Biden’s job market gains are largely attributed to the post-pandemic recovery, as unemployment was at 3.5% in February 2020. The number of employed Americans has increased by only 4% since then. Biden has emphasized COVID-19-influenced data, while Trump’s labor market performance is affected by pandemic disruptions, which sent unemployment to an unprecedented 14.9% in April 2020 and caused the workforce to contract from December 2016 to December 2020.

Consumer sentiment is currently lower than at any point during Trump’s presidency, according to the University of Michigan’s widely cited survey. Despite strong economic growth and record stock market highs, Americans are still feeling the effects of inflation. The personal savings rate in April, which measures the percentage of income remaining after expenses and taxes, fell to 3.6%, less than half of the 7.7% recorded in April 2019.

Gas prices have fluctuated significantly. From December 2016 to 2020, the average price of gasoline decreased from $2.37 to $2.28 per gallon. However, it rose to $3.41 per gallon recently. Gas prices spiked to over $5 per gallon in 2022, following Russia’s invasion of Ukraine, which disrupted global energy markets as the U.S. and its allies stopped purchasing oil from Russia.

The national debt has increased under both administrations. It stood at $35.2 trillion when Biden took office, marking a 25% rise. During Trump’s presidency, the debt increased by 39% from $19.95 trillion in January 2017. The total deficit for the U.S. was $5.85 trillion from fiscal years 2021 to 2023, compared to $2.43 trillion from 2017 to 2019, and a record $3.13 trillion in 2020 alone.
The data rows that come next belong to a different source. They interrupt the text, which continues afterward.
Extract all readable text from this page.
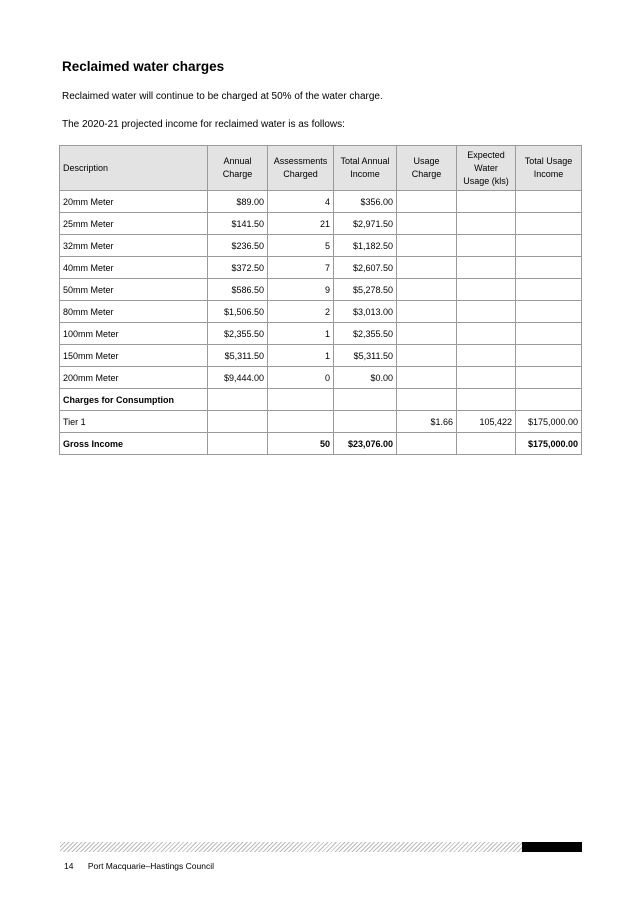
Reclaimed water charges
Reclaimed water will continue to be charged at 50% of the water charge.
The 2020-21 projected income for reclaimed water is as follows:
Description	Annual Charge	Assessments Charged	Total Annual Income	Usage Charge	Expected Water Usage (kls)	Total Usage Income
20mm Meter	$89.00	4	$356.00			
25mm Meter	$141.50	21	$2,971.50			
32mm Meter	$236.50	5	$1,182.50			
40mm Meter	$372.50	7	$2,607.50			
50mm Meter	$586.50	9	$5,278.50			
80mm Meter	$1,506.50	2	$3,013.00			
100mm Meter	$2,355.50	1	$2,355.50			
150mm Meter	$5,311.50	1	$5,311.50			
200mm Meter	$9,444.00	0	$0.00			
Charges for Consumption						
Tier 1				$1.66	105,422	$175,000.00
Gross Income		50	$23,076.00			$175,000.00
14 Port Macquarie–Hastings Council
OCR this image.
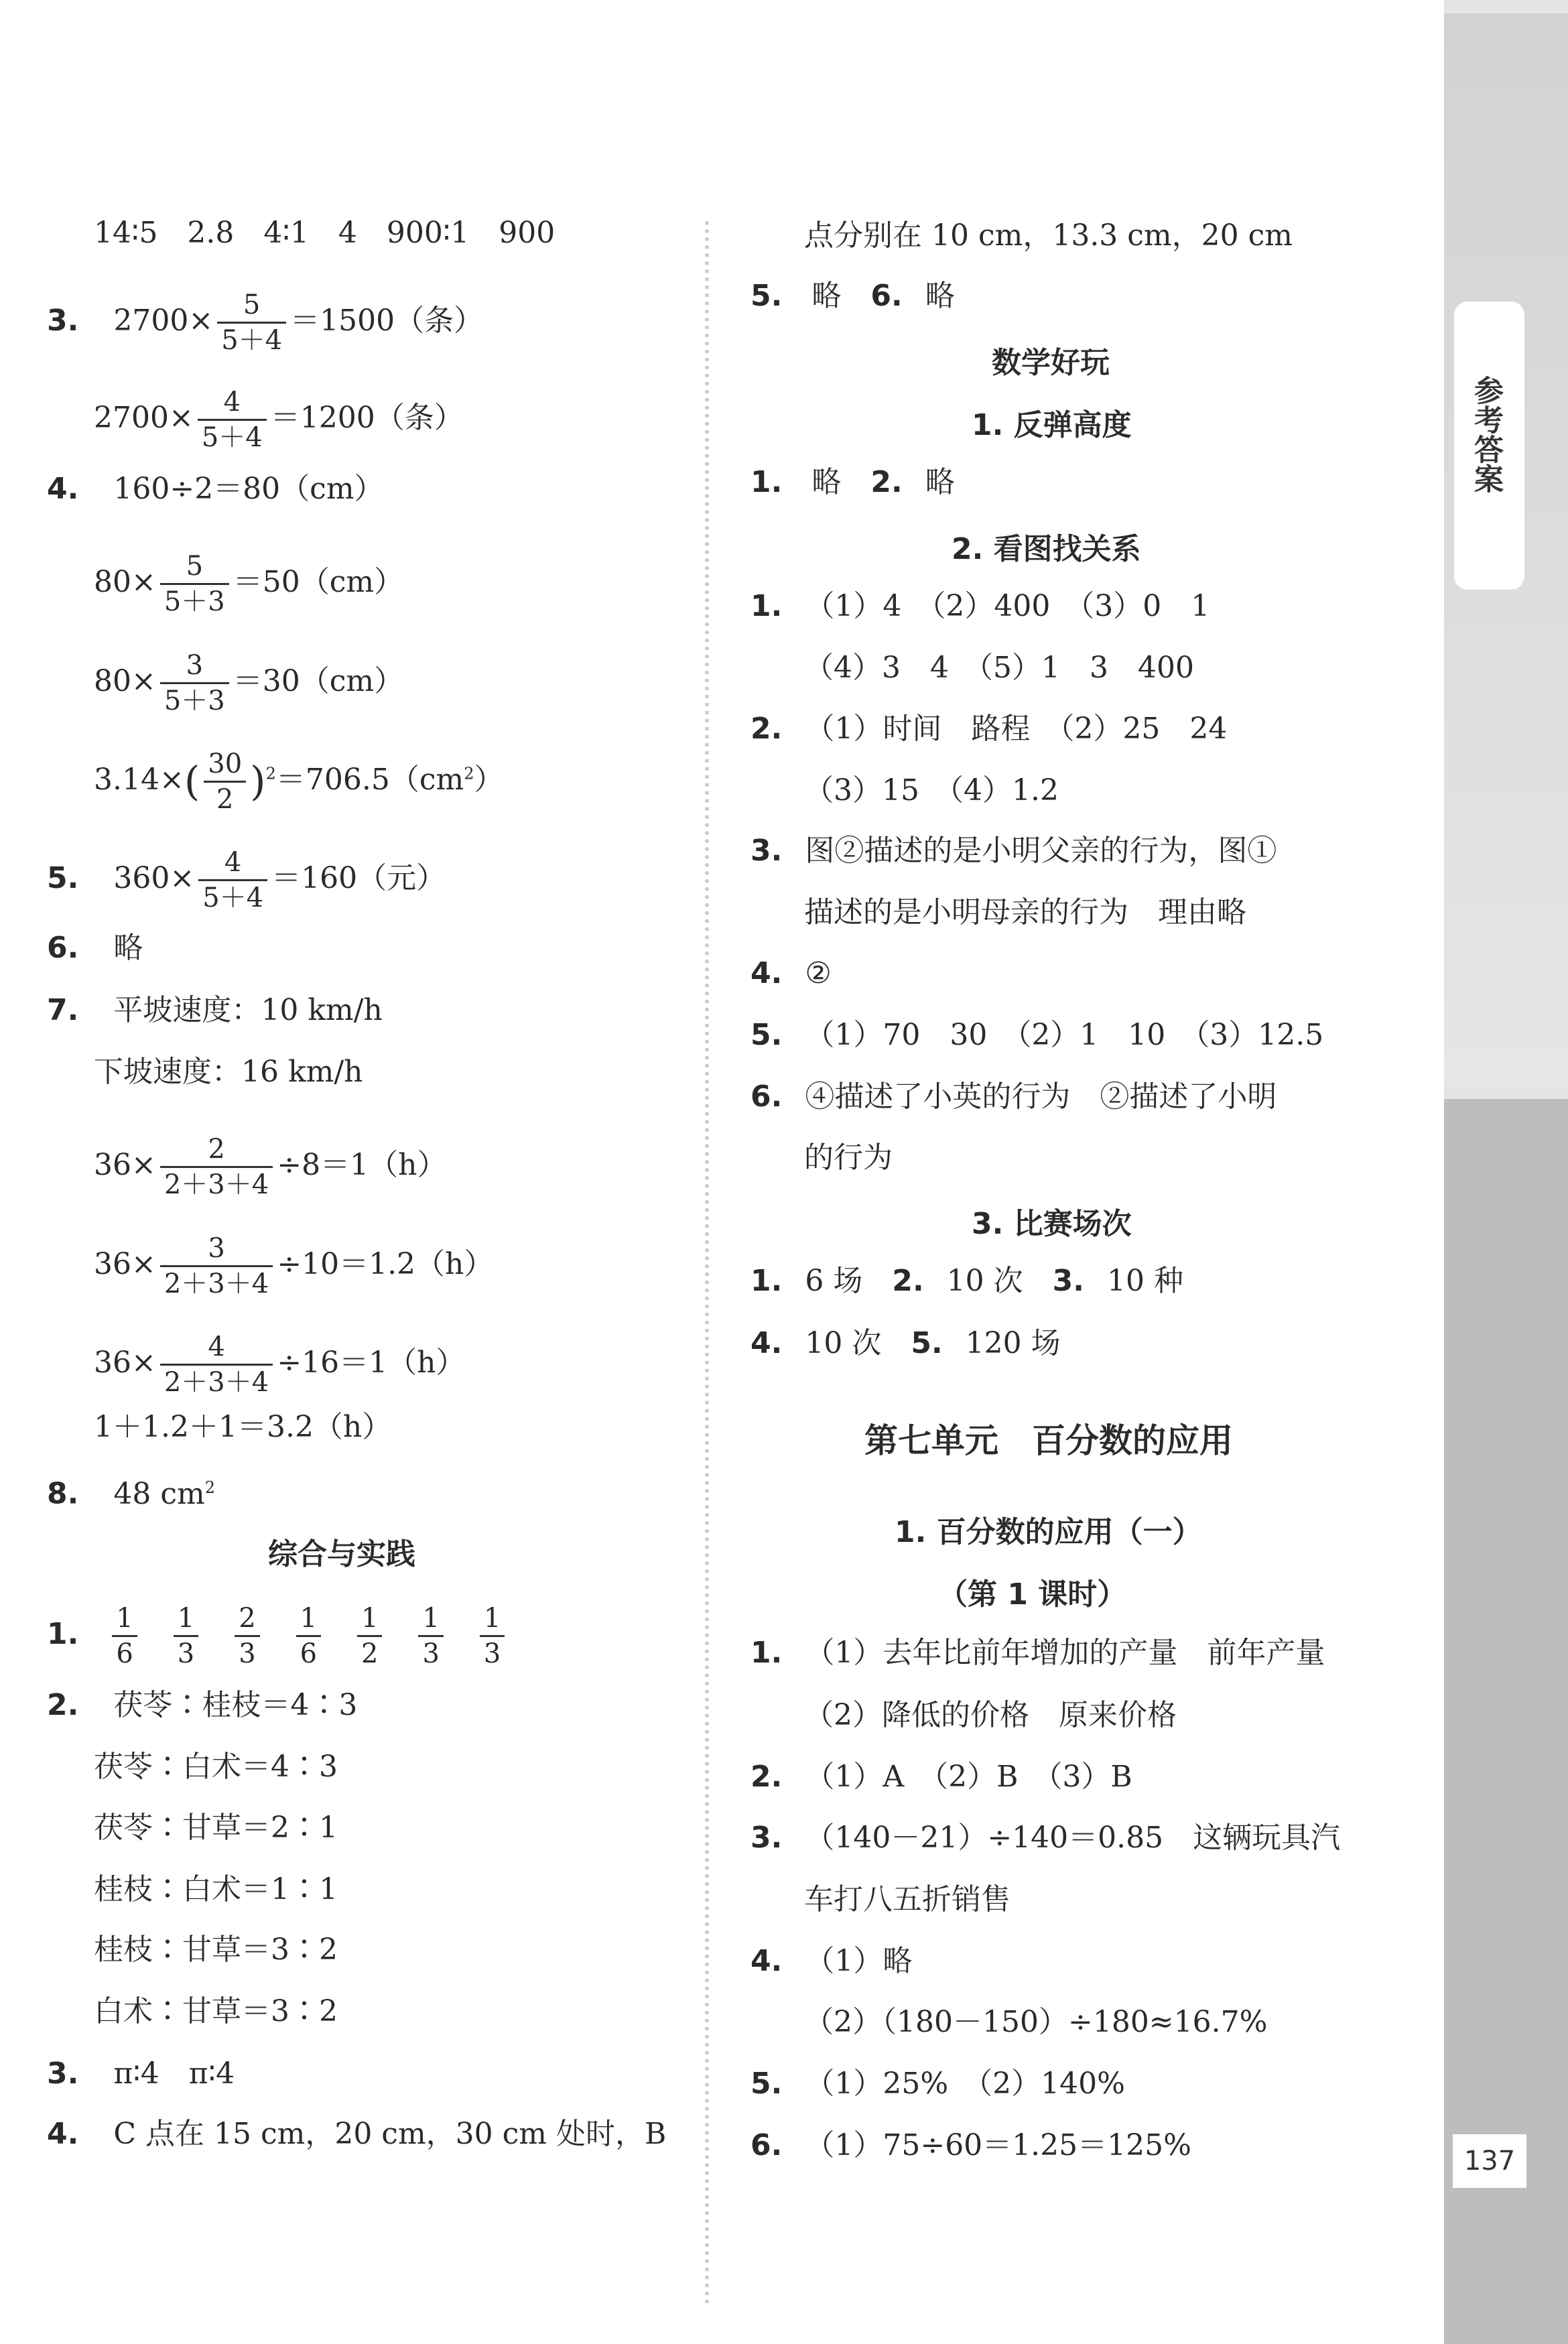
参考答案
137
14∶5　2.8　4∶1　4　900∶1　900
3. $2700\times \frac{5}{5+4} =1500$（条）
$2700\times \frac{4}{5+4} =1200$（条）
4. 160÷2＝80（cm）
$80\times \frac{5}{5+3} =50(cm)$
$80\times \frac{3}{5+3} =30(cm)$
$3.14\times( \frac{30}{2} )^2=706.5(cm^2)$
5. $360\times \frac{4}{5+4} =160$（元）
6. 略
7. 平坡速度：10 km/h
下坡速度：16 km/h
$36\times \frac{2}{2+3+4} \div 8=1(h)$
$36\times \frac{3}{2+3+4} \div 10=1.2(h)$
$36\times \frac{4}{2+3+4} \div 16=1(h)$
1＋1.2＋1＝3.2（h）
8. 48 $cm^2$
综合与实践
1. $\frac{1}{6}$
$\frac{1}{3}$
$\frac{2}{3}$
$\frac{1}{6}$
$\frac{1}{2}$
$\frac{1}{3}$
$\frac{1}{3}$
2. 茯苓∶桂枝＝4∶3
茯苓∶白术＝4∶3
茯苓∶甘草＝2∶1
桂枝∶白术＝1∶1
桂枝∶甘草＝3∶2
白术∶甘草＝3∶2
3. π∶4　π∶4
4. C 点在 15 cm，20 cm，30 cm 处时，B
点分别在 10 cm，13.3 cm，20 cm
5. 略　6. 略
数学好玩
1. 反弹高度
1. 略　2. 略
2. 看图找关系
1. （1）4　（2）400　（3）0　1
（4）3　4　（5）1　3　400
2. （1）时间　路程　（2）25　24
（3）15　（4）1.2
3. 图②描述的是小明父亲的行为，图①
描述的是小明母亲的行为　理由略
4. ②
5. （1）70　30　（2）1　10　（3）12.5
6. ④描述了小英的行为　②描述了小明
的行为
3. 比赛场次
1. 6 场　2. 10 次　3. 10 种
4. 10 次　5. 120 场
第七单元　百分数的应用
1. 百分数的应用（一）
（第 1 课时）
1. （1）去年比前年增加的产量　前年产量
（2）降低的价格　原来价格
2. （1）A　（2）B　（3）B
3. （140－21）÷140＝0.85　这辆玩具汽
车打八五折销售
4. （1）略
（2）（180－150）÷180≈16.7%
5. （1）25%　（2）140%
6. （1）75÷60＝1.25＝125%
Kamala Harris will officially accept her party’s presidential nomination at the Democratic National Convention this week. This follows President Biden’s decision to end his reelection campaign amid party pressure over his debate performance and low poll numbers. Harris’ rise has shifted some political dynamics: A Financial Times poll shows voters trust Harris slightly more than Trump on economic matters, a notable turnaround from Trump’s six-point lead over Biden last month (with a margin of error of 3.1 points). Harris has campaigned on the Biden administration’s economic record, despite past voter skepticism, emphasizing the recovery from the pandemic.

The economy is the top issue for voters ahead of the November presidential election. Polls show Americans previously had more confidence in Trump’s economic management than Biden’s. Biden has faced the lowest confidence in economic management since George W. Bush during the Great Recession, according to Gallup. Despite this, the Biden administration highlights achievements such as record stock prices, GDP growth, and successful policies like the CHIPS Act, which preceded the AI boom.

Trump and his allies have falsely claimed that Biden-era job gains are largely due to illegal immigration, while in reality, the American-born workforce grew by 2% under Biden compared to 16% for the foreign-born workforce, many of whom immigrated legally. Misinformation also surrounds inflation, with Trump inaccurately asserting that recent inflation rates are the worst in U.S. history and that total inflation runs at almost 50% under Biden. The Biden administration has also mischaracterized inflation, with Biden incorrectly stating he inherited a 9.1% inflation rate (annual CPI inflation was 1.4% in January 2021).

Voters usually reward presidents when the economy performs well and punish them when it falters. However, presidential influence over economic conditions is limited. The pandemic-era recession and post-pandemic inflation were global phenomena, and while both administrations have pointed to lower gas prices at various times, these are often driven more by supply and demand than by government policy. Ultimately, the Federal Reserve Chair may hold more sway over economic growth and inflation than the president.